ERIC FRANCIS -- Calgary Sun

, Last Updated: 11:43 AM ET

 SAN JOSE -- For the first time in almost a decade, Jarome Iginla won't be home for Mother's Day.

 "I was just thinking that," said his mom, Susan Schuhard, from her home in St. Albert yesterday.

  "But what a good excuse he has."

 Although he always makes a point of taking his mother, grandmother and various other family members out for Mother's Day brunch or dinner, he'll instead take hockey's centre stage this afternoon when he lines up for the opening of the Western Conference final (2 p.m., CBC).

 However, he won't be using the game as an excuse, having made arrangements for his mother and grandmother to receive flower arrangements Friday -- something he's done ever since he left home to play in Kamloops as a teen.

 "Sometimes I'm a little more original," shrugged Jarome, beaming when talk turns to his dear ol' ma.

 "She always says -- or pretends -- she likes them and that's part of the tradition too. It's good to hear she's happy we're not there. I'm happy too. We'll do a Mother's Day thing later."

 While most players likely sent their mothers a card, flowers or will simply call before today's game, it's clear the bond between Iginla and his mother is deeper than most. A single mom who raised Jarome with the help of her parents, Schuhard worked tirelessly to ensure her son could play all the sports that helped make him the man he is today.

 A respectful, humble person who does his mother, city and country proud every time he speaks or plays, Jarome's work ethic is once again being mirrored by his mother, who is close to fulfilling a dream of her own.
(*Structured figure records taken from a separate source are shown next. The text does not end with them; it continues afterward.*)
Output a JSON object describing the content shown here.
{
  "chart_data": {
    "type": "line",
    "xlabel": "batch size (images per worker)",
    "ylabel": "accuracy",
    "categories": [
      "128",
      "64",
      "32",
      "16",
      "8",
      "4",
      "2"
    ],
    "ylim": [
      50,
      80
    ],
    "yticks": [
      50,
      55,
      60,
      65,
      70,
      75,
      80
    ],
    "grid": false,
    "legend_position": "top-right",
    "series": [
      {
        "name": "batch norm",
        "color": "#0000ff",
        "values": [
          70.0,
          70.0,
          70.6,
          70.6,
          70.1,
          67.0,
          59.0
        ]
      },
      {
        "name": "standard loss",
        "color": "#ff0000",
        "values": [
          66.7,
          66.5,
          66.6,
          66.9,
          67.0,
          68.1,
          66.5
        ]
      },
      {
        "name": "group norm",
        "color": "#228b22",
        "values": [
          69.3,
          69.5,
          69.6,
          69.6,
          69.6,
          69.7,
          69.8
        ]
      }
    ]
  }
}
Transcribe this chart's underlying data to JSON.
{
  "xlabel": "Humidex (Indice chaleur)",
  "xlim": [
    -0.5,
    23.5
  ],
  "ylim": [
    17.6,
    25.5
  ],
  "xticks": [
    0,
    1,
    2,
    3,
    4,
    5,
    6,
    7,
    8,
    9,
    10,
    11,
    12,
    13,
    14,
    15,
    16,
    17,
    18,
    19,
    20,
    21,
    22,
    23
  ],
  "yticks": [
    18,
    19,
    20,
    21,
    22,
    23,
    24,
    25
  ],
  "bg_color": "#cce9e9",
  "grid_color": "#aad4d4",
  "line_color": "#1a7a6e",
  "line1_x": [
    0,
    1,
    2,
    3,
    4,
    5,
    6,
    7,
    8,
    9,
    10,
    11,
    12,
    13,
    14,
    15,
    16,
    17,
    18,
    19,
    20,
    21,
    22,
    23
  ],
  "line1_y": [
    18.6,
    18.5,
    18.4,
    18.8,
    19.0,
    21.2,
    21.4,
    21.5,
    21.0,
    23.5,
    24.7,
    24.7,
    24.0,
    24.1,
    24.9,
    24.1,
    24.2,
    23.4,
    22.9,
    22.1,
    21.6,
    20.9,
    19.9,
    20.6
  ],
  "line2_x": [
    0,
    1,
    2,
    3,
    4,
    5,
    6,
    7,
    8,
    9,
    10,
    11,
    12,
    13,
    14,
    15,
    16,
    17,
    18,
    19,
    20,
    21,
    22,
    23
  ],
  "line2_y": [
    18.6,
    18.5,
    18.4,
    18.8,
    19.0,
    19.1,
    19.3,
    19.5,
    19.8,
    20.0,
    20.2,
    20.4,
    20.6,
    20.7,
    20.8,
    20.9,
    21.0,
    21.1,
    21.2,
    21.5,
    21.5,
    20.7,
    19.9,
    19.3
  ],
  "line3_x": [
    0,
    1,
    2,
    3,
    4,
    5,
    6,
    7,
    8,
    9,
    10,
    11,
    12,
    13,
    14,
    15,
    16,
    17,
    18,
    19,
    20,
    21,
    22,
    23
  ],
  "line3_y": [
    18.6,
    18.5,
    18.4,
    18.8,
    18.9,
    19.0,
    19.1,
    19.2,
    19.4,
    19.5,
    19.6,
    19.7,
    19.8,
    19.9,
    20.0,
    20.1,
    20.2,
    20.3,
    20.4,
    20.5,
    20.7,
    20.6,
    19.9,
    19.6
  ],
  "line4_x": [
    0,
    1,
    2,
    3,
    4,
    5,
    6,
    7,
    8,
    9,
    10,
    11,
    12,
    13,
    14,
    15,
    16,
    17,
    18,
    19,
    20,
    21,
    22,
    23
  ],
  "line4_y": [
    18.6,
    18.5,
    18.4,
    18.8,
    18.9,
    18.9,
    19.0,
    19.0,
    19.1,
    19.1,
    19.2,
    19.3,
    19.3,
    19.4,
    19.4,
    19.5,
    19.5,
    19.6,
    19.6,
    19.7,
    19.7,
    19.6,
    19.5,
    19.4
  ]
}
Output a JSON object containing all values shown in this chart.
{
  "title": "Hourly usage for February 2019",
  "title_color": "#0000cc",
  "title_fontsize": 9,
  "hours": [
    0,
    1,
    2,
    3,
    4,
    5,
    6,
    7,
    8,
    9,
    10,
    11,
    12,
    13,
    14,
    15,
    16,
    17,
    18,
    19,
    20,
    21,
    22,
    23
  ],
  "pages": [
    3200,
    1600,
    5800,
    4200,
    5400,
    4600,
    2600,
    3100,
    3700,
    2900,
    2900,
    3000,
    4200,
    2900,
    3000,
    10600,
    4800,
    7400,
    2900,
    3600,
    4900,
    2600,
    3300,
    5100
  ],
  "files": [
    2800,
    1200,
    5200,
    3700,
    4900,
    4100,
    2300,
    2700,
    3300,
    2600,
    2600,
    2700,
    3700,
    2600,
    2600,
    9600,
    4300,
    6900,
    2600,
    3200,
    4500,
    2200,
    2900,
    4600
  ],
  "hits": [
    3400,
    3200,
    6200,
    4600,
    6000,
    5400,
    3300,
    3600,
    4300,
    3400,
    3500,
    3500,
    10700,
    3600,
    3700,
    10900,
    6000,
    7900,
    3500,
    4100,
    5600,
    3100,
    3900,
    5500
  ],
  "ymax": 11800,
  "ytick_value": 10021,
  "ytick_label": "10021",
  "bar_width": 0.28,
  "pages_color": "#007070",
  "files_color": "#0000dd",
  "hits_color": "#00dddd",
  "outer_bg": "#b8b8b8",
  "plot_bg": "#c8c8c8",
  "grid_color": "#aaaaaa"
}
 With the financial backing of her only child, Schuhard is now just one year away from graduating with a four-year Secondary Education degree at the University of Alberta, with a major in drama and minor in music. A singer and actress, who cut short her education and career 26 years ago to raise Jarome, she'll graduate next April with hopes of fulfilling a lifelong goal of teaching children.

 "I'm very proud of her," said Jarome with a twinkle in his eye.

 "I know it took a lot of courage to go back and be an older student and also try something new. At first, she was a little intimidated by all the work and getting back into the books but she's really enjoying it and she's worked very hard at it. I think she'll be a wonderful teacher. She loves music and drama and that's her specialty. I always saw her with kids growing up -- she did a lot of entertaining for them, so it'll be great. What an accomplishment, to have her degree in that. It's not easy, I'm sure."

 What really won't be easy is if the Flames go on another playoff run next year and he misses her graduation day.

 "I hope it doesn't fall on a game night -- I'll cross my fingers," said Jarome, who spends his summers living down the street from the condo he bought his mother.

 "I know it's going to be a big day for both of us," added mom, who has attended all but one playoff game at the 'Dome.

 "Our relationship is special because we've always allowed independence. A lot of single parents don't let that occur and they become too dependent. He never forgets his mom, whether it's my birthday or Valentine's Day or Mother's Day. He always sends flowers and he's always supportive. As busy as he is, he doesn't forget. He really is a good boy."

 Schuhard is enthralled with the grip the Flames have on the entire province.

 "I was wearing my (Flames) jersey the other day and people gave me a thumbs-up, which is unusual because I usually get horrible looks," she said. "Even people (in Edmonton) are getting excited about it."

 While Jarome is in California chasing his Stanley Cup dream, Schuhard will have a full house today as several family members will convene around both her TVs to watch him play the Sharks.

 "Two goals ... now that would be a Mother's Day gift," laughed mom.

 Or, as she says, just seeing her boy do what he loves, is the perfect present.